Temperature can enhance coherent oscillations at a Landau-Zener transition
Robert S. Whitney, Maxime Clusel, Timothy Ziman

TL;DR
This paper explores how temperature and high-frequency environments can unexpectedly enhance quantum coherent oscillations during a Landau-Zener transition, revealing a novel Lamb-assisted effect that could serve as an experimental probe.
Contribution
It introduces the concept of Lamb-assisted coherent oscillations, showing that high-frequency environments and increased temperature can exponentially boost quantum coherence during Landau-Zener transitions.
Findings
Decoherence suppresses quantum superpositions as expected.
Lamb shift can exponentially enhance coherent oscillations.

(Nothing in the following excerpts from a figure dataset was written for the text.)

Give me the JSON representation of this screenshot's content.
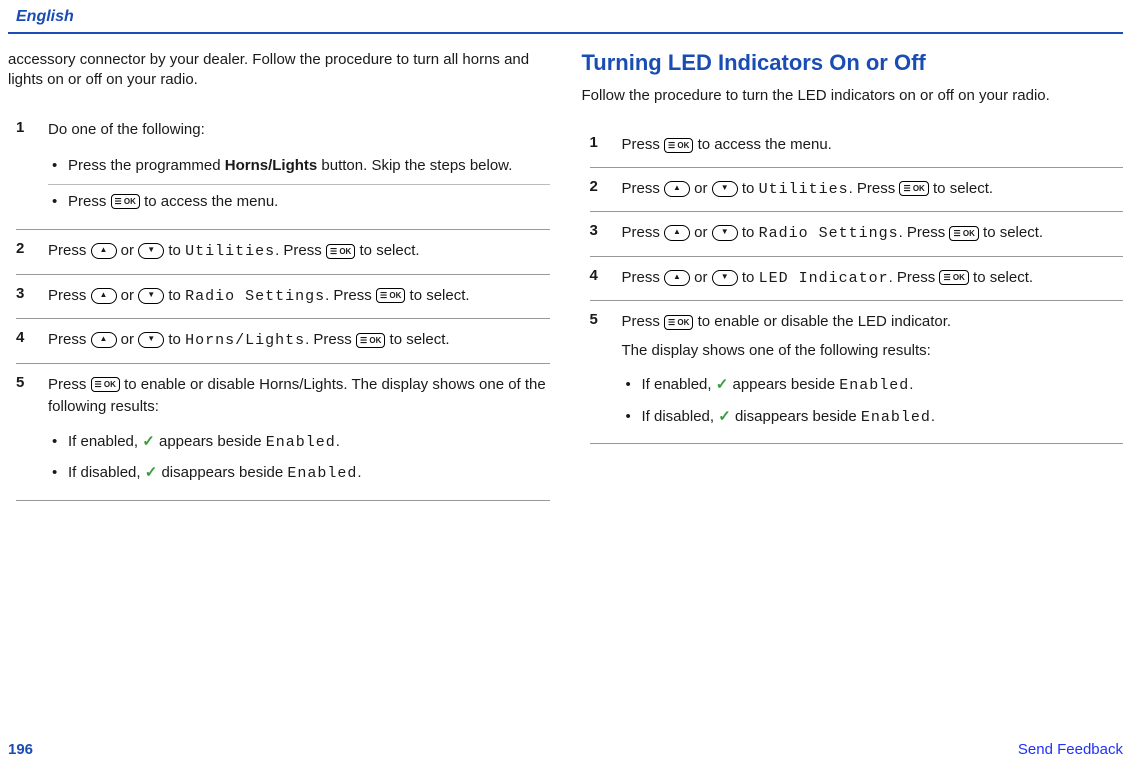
{
  "header": {
    "language": "English"
  },
  "footer": {
    "page": "196",
    "feedback": "Send Feedback"
  },
  "left": {
    "intro": "accessory connector by your dealer. Follow the procedure to turn all horns and lights on or off on your radio.",
    "step1": {
      "text": "Do one of the following:",
      "bullet1_a": "Press the programmed ",
      "bullet1_b": "Horns/Lights",
      "bullet1_c": " button. Skip the steps below.",
      "bullet2_a": "Press ",
      "bullet2_b": " to access the menu."
    },
    "step2": {
      "a": "Press ",
      "b": " or ",
      "c": " to ",
      "menu": "Utilities",
      "d": ". Press ",
      "e": " to select."
    },
    "step3": {
      "a": "Press ",
      "b": " or ",
      "c": " to ",
      "menu": "Radio Settings",
      "d": ". Press ",
      "e": " to select."
    },
    "step4": {
      "a": "Press ",
      "b": " or ",
      "c": " to ",
      "menu": "Horns/Lights",
      "d": ". Press ",
      "e": " to select."
    },
    "step5": {
      "a": "Press ",
      "b": " to enable or disable Horns/Lights. The display shows one of the following results:",
      "enabled_a": "If enabled, ",
      "enabled_b": " appears beside ",
      "enabled_menu": "Enabled",
      "enabled_c": ".",
      "disabled_a": "If disabled, ",
      "disabled_b": " disappears beside ",
      "disabled_menu": "Enabled",
      "disabled_c": "."
    }
  },
  "right": {
    "title": "Turning LED Indicators On or Off",
    "intro": "Follow the procedure to turn the LED indicators on or off on your radio.",
    "step1": {
      "a": "Press ",
      "b": " to access the menu."
    },
    "step2": {
      "a": "Press ",
      "b": " or ",
      "c": " to ",
      "menu": "Utilities",
      "d": ". Press ",
      "e": " to select."
    },
    "step3": {
      "a": "Press ",
      "b": " or ",
      "c": " to ",
      "menu": "Radio Settings",
      "d": ". Press ",
      "e": " to select."
    },
    "step4": {
      "a": "Press ",
      "b": " or ",
      "c": " to ",
      "menu": "LED Indicator",
      "d": ". Press ",
      "e": " to select."
    },
    "step5": {
      "a": "Press ",
      "b": " to enable or disable the LED indicator.",
      "results_intro": "The display shows one of the following results:",
      "enabled_a": "If enabled, ",
      "enabled_b": " appears beside ",
      "enabled_menu": "Enabled",
      "enabled_c": ".",
      "disabled_a": "If disabled, ",
      "disabled_b": " disappears beside ",
      "disabled_menu": "Enabled",
      "disabled_c": "."
    }
  },
  "icons": {
    "check": "✓"
  }
}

High-frequency environments and temperature increase lead to exponential growth in oscillation amplitude.
Abstract
We consider sweeping a system through a Landau-Zener avoided-crossing, when that system is also coupled to an environment or noise. Unsurprisingly, we find that decoherence suppresses the coherent oscillations of quantum superpositions of system states, as superpositions decohere into mixed states. However, we also find an effect we call "Lamb-assisted coherent oscillations", in which a Lamb shift exponentially enhances the coherent oscillation amplitude. This dominates for high-frequency environments such as super-Ohmic environments, where the coherent oscillations can grow exponentially as either the environment coupling or temperature are increased. The effect could be used as an experimental probe for high-frequency environments in such systems as molecular magnets, solid-state qubits, spin-polarized gases (neutrons or He3) or Bose-condensates.